Learn and Teach in the Ocean of Technology
I’ve been thinking a lot about how educators need to respond to some of our biggest issues in education: the rapid decline in student engagement, the steep decline in curricular relevancy, and the steady increase in teacher burnout.
I don’t have all the answers to these problems, but I do find myself circling around one particular response that I feel very passionate about: developing a new set of technology skills we should teach (and expect from) our current and future educators.
Of course, it’s difficult to articulate what these skills should be when they haven’t circulated enough in the broader discourse of one’s field to become the buzzwords teachers all love (or hate if they’re overused or poorly executed).
So what do you do when you’re trying to express or unpack an idea but you can’t find or just don’t know the right words for it? You usually do some more research with what you think will be good keywords to try out; and then those results might reveal better keywords for your second go-around in the search engine. Or you speak with colleagues who are willing to listen and maybe guide your thought process toward something fruitful.
You can also “ask AI.”
So, I hopped into a chat with Anthropic’s Claude Sonnet 4 and shared my thoughts, ideas, and passions about this topic of 21st century teacher skills and this need for cross-tech-platform thinking, designing, and creating. I shared with Claude my contempt for prepackaged EdTech platforms and why I felt the latter atrophied the craft of teaching and the experience of learning (see the post on “Floating Fish”).
In response, Claude offered to generate a research report that captured the essence of our chat exchange. I happily agreed to the offer, and within five minutes, I had a six-page report with an impressive number of searched sources and references (over 500).
Here are some phrases and concepts Claude helped me realize in reading the report: Technological fluency, cross-platform skill sets, transformative integration practices, adaptive expertise, and AI-enhanced technological pedagogical content knowledge (TPACK).
I found my chat with Claude and the resulting generated report to be incredibly helpful for my next steps as a classroom teacher, a district teacher-leader, an education consultant, and a graduate student.
To engage with this report even more–and, therefore, to retain the concepts and language even better–I made it the topic for today’s episode of Talking the Read. In a way, I’m modeling the critical skills I believe in. Through my appropriate engagement with Claude, my editing work in transforming that written content into an AI-generated podcast in ElevenLabs, my basic production skills in recording software, my selection process for theme music, and my authentic written reflection (this blog post), I’d say I’m demonstrating a decent level of technological fluency.
This type of fluency has the potential to make teaching and learning so much more engaging, relevant, and meaningful; and, in my humble opinion, it is absolutely necessary for both teachers and students to acquire these skills if we wish to optimize our personal, professional, and global potential as thriving individuals and communities.
No doubt, swimming in this ocean of technology can be overwhelming and even scary at first; but, with the right support and willingness to learn and practice, it beats treading water in a stagnant pond with floating fish.
Talking the Read
Episode 7: “Rethinking Teacher Empowerment in the Tech Age”
Show Notes
Today’s episode is based on the Claude-generated research report “Rebuilding Teacher Professional Craft Through Cross-Platform Technology Skills” (Anthropic, 12 June 2025)
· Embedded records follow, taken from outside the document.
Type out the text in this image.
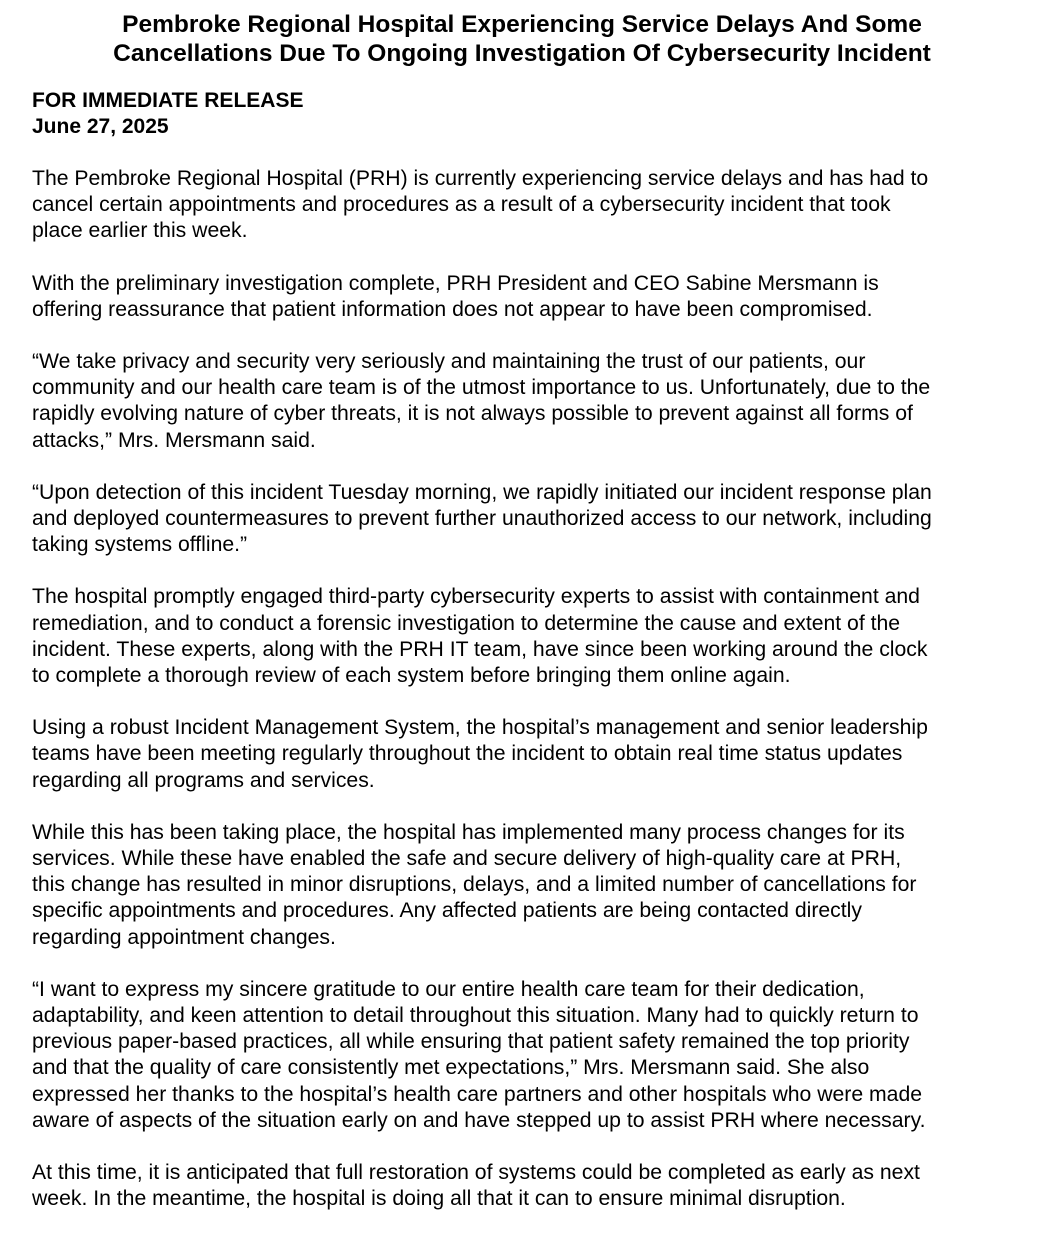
Pembroke Regional Hospital Experiencing Service Delays And Some
Cancellations Due To Ongoing Investigation Of Cybersecurity Incident
FOR IMMEDIATE RELEASE
June 27, 2025

The Pembroke Regional Hospital (PRH) is currently experiencing service delays and has had to
cancel certain appointments and procedures as a result of a cybersecurity incident that took
place earlier this week.

With the preliminary investigation complete, PRH President and CEO Sabine Mersmann is
offering reassurance that patient information does not appear to have been compromised.

“We take privacy and security very seriously and maintaining the trust of our patients, our
community and our health care team is of the utmost importance to us. Unfortunately, due to the
rapidly evolving nature of cyber threats, it is not always possible to prevent against all forms of
attacks,” Mrs. Mersmann said.

“Upon detection of this incident Tuesday morning, we rapidly initiated our incident response plan
and deployed countermeasures to prevent further unauthorized access to our network, including
taking systems offline.”

The hospital promptly engaged third-party cybersecurity experts to assist with containment and
remediation, and to conduct a forensic investigation to determine the cause and extent of the
incident. These experts, along with the PRH IT team, have since been working around the clock
to complete a thorough review of each system before bringing them online again.

Using a robust Incident Management System, the hospital’s management and senior leadership
teams have been meeting regularly throughout the incident to obtain real time status updates
regarding all programs and services.

While this has been taking place, the hospital has implemented many process changes for its
services. While these have enabled the safe and secure delivery of high-quality care at PRH,
this change has resulted in minor disruptions, delays, and a limited number of cancellations for
specific appointments and procedures. Any affected patients are being contacted directly
regarding appointment changes.

“I want to express my sincere gratitude to our entire health care team for their dedication,
adaptability, and keen attention to detail throughout this situation. Many had to quickly return to
previous paper-based practices, all while ensuring that patient safety remained the top priority
and that the quality of care consistently met expectations,” Mrs. Mersmann said. She also
expressed her thanks to the hospital’s health care partners and other hospitals who were made
aware of aspects of the situation early on and have stepped up to assist PRH where necessary.

At this time, it is anticipated that full restoration of systems could be completed as early as next
week. In the meantime, the hospital is doing all that it can to ensure minimal disruption.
Two Things I Learned in Producing This Episode
- Counter Arguments Lead Back to the Big Question. After working with the initial research report that Claude generated for me, I felt it was important to explore the counter arguments. Without hesitation (of course), Claude generated a counter response. It included some good points, but all of which I felt really spoke more to the outdated structures of and within our school systems. Which got me thinking: How is education supposed to respond to the Fifth Industrial Revolution when its structure still speaks to the First Industrial Revolution?
- ElevenLabs Tinkering with Its Voices. In ElevenLabs’ latest update and Beta something-or-other, I noticed that the chatbot voices for Chris and Liam sound different in the Text to Speech “playground” compared to how they sound within the Podcast studio. I liked that I can now add more than one voice in the playground, but my workflow was slightly inconvenienced because I could no longer use that area to quickly write up and produce the intro and outro script. They would’ve sounded too different from the voices in the actual discussion portion of the show. Curious to see if that gets resolved.